Apresentado por Leo Hwan, essa produção original Spotify é a versão brasileira do podcast "Wake Up, Wind Down", do irlandês Niall Breslin. Todos os dias, são disponibilizados dois episódios de aproximadamente 7 minutos: um para você relaxar e refletir ao acordar e outro para antes de dormir. O tom leve vem acompanhado de reflexões profundas, que podem deixar sua mente mais limpa.

É Nóia Minha?

A roteirista Camila Fremder traz à tona diversas polêmicas sobre comportamento e relacionamentos. Embora a apresentadora parta de percepções pessoais, promove debates consistentes para além de si mesma, o que é um prato cheio aos que gostam de dar nome aos sentimentos e entender a condição humana na contemporaneidade.

Sobre a Vida

Em seu canal no YouTube, "Sobre a Vida", o psicólogo e escritor Fred Mattos apresenta ricos insights sobre nossa forma de viver e construir relações.

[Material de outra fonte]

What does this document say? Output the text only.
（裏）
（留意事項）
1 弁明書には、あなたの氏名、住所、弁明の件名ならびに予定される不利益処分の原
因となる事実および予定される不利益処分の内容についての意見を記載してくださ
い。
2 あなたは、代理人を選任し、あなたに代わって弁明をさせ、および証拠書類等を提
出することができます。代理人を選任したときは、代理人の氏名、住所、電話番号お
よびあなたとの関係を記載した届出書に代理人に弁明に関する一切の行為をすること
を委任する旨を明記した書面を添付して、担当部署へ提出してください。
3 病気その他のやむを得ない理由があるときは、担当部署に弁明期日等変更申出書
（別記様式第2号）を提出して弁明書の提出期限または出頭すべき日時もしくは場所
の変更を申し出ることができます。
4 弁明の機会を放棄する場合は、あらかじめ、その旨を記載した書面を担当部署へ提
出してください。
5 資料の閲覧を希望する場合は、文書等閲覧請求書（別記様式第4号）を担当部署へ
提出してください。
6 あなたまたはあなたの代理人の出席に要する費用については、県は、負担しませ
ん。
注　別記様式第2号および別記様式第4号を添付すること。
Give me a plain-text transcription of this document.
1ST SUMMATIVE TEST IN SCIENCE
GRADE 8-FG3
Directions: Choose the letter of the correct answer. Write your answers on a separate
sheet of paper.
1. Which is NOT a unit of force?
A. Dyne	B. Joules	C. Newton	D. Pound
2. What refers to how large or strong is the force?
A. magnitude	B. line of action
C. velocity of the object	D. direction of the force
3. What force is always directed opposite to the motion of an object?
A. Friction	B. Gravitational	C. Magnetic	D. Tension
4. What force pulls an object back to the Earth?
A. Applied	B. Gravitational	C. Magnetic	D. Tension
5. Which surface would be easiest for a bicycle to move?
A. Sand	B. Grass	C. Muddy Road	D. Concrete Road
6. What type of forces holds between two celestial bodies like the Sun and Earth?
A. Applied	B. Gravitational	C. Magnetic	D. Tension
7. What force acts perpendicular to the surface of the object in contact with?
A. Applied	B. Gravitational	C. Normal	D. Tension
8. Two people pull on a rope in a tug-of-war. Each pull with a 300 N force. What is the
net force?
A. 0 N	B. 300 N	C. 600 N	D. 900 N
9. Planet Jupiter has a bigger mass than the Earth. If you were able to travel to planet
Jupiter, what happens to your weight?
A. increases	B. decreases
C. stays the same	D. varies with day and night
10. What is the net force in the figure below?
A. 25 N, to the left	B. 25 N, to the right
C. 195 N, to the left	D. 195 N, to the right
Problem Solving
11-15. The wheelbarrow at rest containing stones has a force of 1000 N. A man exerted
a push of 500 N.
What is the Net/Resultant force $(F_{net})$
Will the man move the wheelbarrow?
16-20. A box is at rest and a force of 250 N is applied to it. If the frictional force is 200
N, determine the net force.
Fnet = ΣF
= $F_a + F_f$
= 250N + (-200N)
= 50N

No podcast de mesmo nome, disponível no Spotify, o influenciador mescla meditações guiadas e orientações para aliviar as tensões e trabalhar aspectos como a autoaceitação e a maturidade emocional.

Quem Somos Nós?

Apresentado pelo empresário Celso Loducca, o "Quem Somos Nós" investiga a existência humana por meio de entrevistas com pesquisadores da área de filosofia, além de artistas, políticos e personalidades diversas com densa bagagem intelectual. Os programas são boas oportunidades para refletir sobre o que estamos fazendo aqui e como podemos transformar o mundo e a nós mesmos.